Halt’s Maul, du altes Stasi-Schwein, dachte Mannhardt bei sich.
«Ich habe Ihre Bücher immer gern gelesen», sagte Yaiza Teetzmann. «Und insbesondere Der Dispatcher ist in meinen Augen ein Meisterwerk.»
Da leuchteten Oybins Augen. «Richtig: Was damals ein Meisterwerk war, kann heute kein Machwerk sein, und was damals Recht war, kann heute kein Unrecht sein.»
Mannhardt fletschte die Zähne. «Das kenne ich doch von Hans Filbinger.» Gab es furchtbare Juristen, so gab es auch furchtbare Schriftsteller.
Oybin hatte es nicht gehört, denn zu sehr war er damit beschäftigt, Yaiza Teetzmanns Figur in sich aufzunehmen.
«Kommen Sie, mein Zimmer ist gleich hier nebenan, lassen Sie uns miteinander plaudern.»
Mannhardt verstand, warum der Mann mit seinem Charme die Frauen reihenweise erobert hatte.
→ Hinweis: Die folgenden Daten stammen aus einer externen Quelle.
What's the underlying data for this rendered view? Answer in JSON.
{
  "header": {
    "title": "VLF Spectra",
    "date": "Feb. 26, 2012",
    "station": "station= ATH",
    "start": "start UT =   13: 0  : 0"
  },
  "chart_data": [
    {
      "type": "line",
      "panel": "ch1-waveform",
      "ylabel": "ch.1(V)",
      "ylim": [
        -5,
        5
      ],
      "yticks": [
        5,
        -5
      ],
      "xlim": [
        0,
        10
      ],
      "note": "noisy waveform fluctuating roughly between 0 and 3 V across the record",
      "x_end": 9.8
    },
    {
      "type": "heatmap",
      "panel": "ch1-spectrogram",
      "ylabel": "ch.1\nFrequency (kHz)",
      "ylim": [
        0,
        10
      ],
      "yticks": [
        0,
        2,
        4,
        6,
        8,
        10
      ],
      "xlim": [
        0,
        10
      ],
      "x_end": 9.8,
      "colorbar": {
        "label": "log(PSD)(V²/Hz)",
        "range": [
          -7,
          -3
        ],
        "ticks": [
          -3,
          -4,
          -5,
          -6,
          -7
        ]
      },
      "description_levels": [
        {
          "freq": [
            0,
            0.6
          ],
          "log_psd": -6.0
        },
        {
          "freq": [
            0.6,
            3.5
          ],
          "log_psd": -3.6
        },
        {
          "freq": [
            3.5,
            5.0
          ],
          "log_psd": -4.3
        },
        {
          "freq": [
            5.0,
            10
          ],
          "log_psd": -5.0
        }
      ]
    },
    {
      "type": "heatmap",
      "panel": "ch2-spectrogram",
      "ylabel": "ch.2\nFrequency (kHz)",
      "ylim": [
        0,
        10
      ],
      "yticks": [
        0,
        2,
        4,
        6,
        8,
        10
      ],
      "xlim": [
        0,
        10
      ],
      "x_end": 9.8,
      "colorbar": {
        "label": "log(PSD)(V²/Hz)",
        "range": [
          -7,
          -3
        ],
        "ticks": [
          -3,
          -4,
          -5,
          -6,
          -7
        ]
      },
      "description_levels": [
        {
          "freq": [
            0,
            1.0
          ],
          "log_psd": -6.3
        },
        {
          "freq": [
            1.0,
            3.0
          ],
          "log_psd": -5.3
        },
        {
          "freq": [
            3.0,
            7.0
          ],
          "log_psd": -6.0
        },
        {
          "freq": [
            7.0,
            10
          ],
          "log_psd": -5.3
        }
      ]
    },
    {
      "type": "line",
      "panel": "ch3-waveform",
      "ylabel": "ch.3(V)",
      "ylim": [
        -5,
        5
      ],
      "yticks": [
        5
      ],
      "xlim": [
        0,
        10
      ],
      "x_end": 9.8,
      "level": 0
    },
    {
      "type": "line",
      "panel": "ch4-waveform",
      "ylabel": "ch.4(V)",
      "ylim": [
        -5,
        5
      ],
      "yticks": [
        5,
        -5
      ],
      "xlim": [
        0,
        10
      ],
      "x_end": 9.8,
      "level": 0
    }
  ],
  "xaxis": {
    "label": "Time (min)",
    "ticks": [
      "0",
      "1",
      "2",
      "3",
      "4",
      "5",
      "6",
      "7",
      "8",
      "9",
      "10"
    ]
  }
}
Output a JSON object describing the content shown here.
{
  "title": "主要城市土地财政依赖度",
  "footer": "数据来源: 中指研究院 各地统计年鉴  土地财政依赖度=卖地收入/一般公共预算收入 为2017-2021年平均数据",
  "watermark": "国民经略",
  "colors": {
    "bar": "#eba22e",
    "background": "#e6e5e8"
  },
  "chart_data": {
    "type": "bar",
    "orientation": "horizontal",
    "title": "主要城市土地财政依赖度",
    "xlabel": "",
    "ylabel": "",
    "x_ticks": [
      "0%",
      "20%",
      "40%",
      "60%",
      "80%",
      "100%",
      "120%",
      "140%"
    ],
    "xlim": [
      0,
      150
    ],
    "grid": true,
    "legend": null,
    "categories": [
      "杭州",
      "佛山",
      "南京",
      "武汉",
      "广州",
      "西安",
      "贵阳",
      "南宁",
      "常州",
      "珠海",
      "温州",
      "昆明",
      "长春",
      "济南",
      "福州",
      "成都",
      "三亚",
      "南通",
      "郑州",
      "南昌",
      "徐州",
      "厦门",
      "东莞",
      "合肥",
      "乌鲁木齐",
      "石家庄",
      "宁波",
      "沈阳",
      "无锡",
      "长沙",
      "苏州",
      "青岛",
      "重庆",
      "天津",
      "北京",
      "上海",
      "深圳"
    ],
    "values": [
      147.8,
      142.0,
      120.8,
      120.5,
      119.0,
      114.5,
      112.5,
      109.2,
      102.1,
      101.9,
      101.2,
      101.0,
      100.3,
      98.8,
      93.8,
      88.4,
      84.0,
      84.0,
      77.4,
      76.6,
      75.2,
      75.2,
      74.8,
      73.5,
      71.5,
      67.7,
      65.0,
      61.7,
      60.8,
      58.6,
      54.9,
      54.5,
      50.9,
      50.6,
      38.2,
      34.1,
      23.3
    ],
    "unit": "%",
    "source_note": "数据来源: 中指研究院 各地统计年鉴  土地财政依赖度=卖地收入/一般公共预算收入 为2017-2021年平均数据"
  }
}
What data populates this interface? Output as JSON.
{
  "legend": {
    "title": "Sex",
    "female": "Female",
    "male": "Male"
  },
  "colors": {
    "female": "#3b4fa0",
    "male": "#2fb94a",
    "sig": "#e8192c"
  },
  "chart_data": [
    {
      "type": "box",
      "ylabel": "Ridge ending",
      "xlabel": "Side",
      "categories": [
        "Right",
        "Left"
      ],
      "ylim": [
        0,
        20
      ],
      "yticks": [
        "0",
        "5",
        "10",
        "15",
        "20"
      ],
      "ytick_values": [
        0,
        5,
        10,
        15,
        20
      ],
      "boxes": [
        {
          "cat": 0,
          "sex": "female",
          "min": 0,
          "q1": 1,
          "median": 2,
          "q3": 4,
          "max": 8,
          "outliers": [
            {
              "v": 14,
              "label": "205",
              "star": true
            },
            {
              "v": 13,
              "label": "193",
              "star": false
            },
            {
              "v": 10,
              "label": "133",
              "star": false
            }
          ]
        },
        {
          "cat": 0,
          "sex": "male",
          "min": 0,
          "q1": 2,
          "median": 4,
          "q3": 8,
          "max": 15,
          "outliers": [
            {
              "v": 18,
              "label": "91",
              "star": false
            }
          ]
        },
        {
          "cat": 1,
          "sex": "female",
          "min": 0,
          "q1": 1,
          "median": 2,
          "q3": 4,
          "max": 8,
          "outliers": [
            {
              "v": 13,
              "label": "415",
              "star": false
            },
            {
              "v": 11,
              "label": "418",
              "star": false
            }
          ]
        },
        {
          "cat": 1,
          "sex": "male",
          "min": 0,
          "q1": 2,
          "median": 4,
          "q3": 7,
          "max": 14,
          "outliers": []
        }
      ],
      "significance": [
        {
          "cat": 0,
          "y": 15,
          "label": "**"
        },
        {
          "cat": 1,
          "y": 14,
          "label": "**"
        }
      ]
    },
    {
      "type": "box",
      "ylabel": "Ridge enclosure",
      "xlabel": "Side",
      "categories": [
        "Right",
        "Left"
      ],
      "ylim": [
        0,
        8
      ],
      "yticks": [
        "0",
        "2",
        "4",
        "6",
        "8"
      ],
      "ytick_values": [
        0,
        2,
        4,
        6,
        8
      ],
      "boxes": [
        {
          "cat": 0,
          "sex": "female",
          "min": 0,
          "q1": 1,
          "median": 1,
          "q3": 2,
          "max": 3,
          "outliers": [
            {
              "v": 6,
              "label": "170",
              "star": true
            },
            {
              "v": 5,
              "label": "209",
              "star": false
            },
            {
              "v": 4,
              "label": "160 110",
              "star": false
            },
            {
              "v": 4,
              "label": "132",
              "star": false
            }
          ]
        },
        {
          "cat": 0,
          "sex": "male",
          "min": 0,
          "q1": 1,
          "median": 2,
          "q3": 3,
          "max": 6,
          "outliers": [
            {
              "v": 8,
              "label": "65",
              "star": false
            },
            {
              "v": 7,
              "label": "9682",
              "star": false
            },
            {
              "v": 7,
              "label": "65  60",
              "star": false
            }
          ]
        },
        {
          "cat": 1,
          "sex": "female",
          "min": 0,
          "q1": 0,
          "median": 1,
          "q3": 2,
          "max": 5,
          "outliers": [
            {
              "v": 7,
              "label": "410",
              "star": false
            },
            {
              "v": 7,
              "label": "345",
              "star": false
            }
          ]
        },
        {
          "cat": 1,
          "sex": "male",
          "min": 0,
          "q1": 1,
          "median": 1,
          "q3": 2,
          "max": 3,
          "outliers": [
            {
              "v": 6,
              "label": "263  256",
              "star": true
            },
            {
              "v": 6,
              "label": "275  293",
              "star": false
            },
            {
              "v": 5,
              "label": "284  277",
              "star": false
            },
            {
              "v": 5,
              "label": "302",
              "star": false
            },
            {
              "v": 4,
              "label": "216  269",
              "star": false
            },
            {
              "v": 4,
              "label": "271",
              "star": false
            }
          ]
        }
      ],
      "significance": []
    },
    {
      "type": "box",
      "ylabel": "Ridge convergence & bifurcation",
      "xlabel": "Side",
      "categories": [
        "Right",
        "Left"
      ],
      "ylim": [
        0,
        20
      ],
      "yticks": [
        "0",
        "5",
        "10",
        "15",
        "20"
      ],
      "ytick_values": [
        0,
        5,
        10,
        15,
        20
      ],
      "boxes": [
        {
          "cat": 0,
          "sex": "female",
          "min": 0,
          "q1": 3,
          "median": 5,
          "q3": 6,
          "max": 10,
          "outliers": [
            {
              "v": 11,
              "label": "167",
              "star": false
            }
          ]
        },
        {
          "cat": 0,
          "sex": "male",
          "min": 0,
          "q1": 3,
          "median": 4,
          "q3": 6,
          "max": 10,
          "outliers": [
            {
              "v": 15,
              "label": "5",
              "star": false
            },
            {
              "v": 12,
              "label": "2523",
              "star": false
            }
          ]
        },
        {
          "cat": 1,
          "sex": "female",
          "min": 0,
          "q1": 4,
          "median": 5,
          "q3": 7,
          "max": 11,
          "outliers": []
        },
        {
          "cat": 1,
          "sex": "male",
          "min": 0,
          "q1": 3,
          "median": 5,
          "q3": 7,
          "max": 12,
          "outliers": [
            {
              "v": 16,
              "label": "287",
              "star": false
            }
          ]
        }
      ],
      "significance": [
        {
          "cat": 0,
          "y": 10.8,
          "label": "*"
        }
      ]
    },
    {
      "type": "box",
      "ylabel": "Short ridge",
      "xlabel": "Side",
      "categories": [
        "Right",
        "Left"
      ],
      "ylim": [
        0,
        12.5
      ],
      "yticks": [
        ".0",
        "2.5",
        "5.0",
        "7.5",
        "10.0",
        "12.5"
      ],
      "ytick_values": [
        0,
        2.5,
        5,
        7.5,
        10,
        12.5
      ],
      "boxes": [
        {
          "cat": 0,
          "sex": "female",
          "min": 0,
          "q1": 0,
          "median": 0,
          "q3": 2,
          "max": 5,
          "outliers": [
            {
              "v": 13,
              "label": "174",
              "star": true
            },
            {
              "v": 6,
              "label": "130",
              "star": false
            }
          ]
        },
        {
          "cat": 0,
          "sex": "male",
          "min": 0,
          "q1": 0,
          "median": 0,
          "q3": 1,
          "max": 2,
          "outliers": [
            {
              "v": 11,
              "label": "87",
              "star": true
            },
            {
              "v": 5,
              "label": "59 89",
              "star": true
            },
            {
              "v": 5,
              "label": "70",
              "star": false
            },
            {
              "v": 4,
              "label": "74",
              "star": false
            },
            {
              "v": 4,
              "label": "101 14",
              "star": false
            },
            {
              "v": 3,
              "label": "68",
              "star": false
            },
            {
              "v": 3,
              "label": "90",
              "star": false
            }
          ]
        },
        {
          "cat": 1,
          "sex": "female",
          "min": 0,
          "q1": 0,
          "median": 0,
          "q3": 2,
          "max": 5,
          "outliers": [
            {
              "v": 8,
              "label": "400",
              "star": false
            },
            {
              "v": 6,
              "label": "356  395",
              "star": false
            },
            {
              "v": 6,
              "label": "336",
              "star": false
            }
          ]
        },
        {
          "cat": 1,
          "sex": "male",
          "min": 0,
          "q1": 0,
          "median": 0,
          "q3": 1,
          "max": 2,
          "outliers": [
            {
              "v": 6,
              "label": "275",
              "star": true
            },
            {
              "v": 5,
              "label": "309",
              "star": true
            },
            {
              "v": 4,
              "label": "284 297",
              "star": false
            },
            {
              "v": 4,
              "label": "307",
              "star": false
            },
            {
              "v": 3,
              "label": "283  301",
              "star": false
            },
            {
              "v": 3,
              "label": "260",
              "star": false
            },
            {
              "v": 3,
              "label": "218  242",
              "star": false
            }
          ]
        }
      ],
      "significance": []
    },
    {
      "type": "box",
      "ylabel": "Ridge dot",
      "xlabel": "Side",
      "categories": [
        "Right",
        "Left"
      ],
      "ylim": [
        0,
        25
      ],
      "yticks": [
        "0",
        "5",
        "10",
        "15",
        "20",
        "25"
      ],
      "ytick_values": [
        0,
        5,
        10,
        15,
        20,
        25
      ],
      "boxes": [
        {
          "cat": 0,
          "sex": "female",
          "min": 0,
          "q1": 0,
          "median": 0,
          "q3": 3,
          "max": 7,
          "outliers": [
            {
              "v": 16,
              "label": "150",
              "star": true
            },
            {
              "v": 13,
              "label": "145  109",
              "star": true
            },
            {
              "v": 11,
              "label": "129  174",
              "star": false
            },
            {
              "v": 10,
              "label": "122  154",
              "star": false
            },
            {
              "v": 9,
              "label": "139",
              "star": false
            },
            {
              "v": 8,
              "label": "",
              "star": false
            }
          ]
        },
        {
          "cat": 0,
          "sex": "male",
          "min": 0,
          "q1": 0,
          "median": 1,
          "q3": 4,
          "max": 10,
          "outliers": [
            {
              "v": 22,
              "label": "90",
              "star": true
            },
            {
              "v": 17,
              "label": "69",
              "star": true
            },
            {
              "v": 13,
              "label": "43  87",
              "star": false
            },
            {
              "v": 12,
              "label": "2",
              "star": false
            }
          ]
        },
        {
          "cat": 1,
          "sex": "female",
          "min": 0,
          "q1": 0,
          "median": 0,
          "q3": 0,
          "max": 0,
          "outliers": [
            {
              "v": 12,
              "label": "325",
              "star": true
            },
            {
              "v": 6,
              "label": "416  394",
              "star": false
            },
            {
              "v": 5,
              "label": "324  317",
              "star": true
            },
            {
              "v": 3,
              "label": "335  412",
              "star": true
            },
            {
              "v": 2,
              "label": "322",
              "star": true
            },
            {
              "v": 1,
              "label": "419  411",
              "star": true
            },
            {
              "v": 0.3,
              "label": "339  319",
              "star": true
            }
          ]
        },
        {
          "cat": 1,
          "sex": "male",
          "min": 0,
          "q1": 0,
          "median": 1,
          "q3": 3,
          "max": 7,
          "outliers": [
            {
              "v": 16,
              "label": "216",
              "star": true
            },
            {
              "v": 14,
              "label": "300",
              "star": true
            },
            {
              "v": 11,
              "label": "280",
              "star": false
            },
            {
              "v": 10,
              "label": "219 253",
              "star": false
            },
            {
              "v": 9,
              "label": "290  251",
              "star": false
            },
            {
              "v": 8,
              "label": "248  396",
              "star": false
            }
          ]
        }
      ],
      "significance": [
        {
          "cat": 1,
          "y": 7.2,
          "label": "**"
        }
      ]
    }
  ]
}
Er war einer von denen, die auch mit neunzig noch konnten und immer sagten, ein Mann nähme seine Potenz mit ins Grab. Er ließ Yaiza Teetzmann freie Hand, denn wenn er sich einmischte, lief er nur Gefahr, dass Oybin ihm ein Disziplinarverfahren anhängte.
Oybins kleines Zimmer war eine Zumutung und mit der Würde des Menschen, wie sie im Grundgesetz fixiert war, nicht ganz zu vereinbaren, das musste sich auch Mannhardt eingestehen. Es war eine Aufbewahrungsbox für Abgeschobene, deren baldiges Ableben anzunehmen war. Irgendwie tat er Mannhardt sogar ein wenig leid.
«Ich weiß, wie kränkend es für Sie sein muss, Herr Oybin, aber …» Yaiza Teetzmann zögerte fortzufahren. «Fakt ist nun einmal, dass auf Ihrem Grundstück in Schmöckwitz eine Leiche gefunden worden ist und alles auf einen Mord hindeutet.»
«Und die West-Presse wartet nur darauf, mir den anhängen zu können», sagte Oybin. «Aber da kann ich ihr nur hinterherrufen: Nu pogodi! »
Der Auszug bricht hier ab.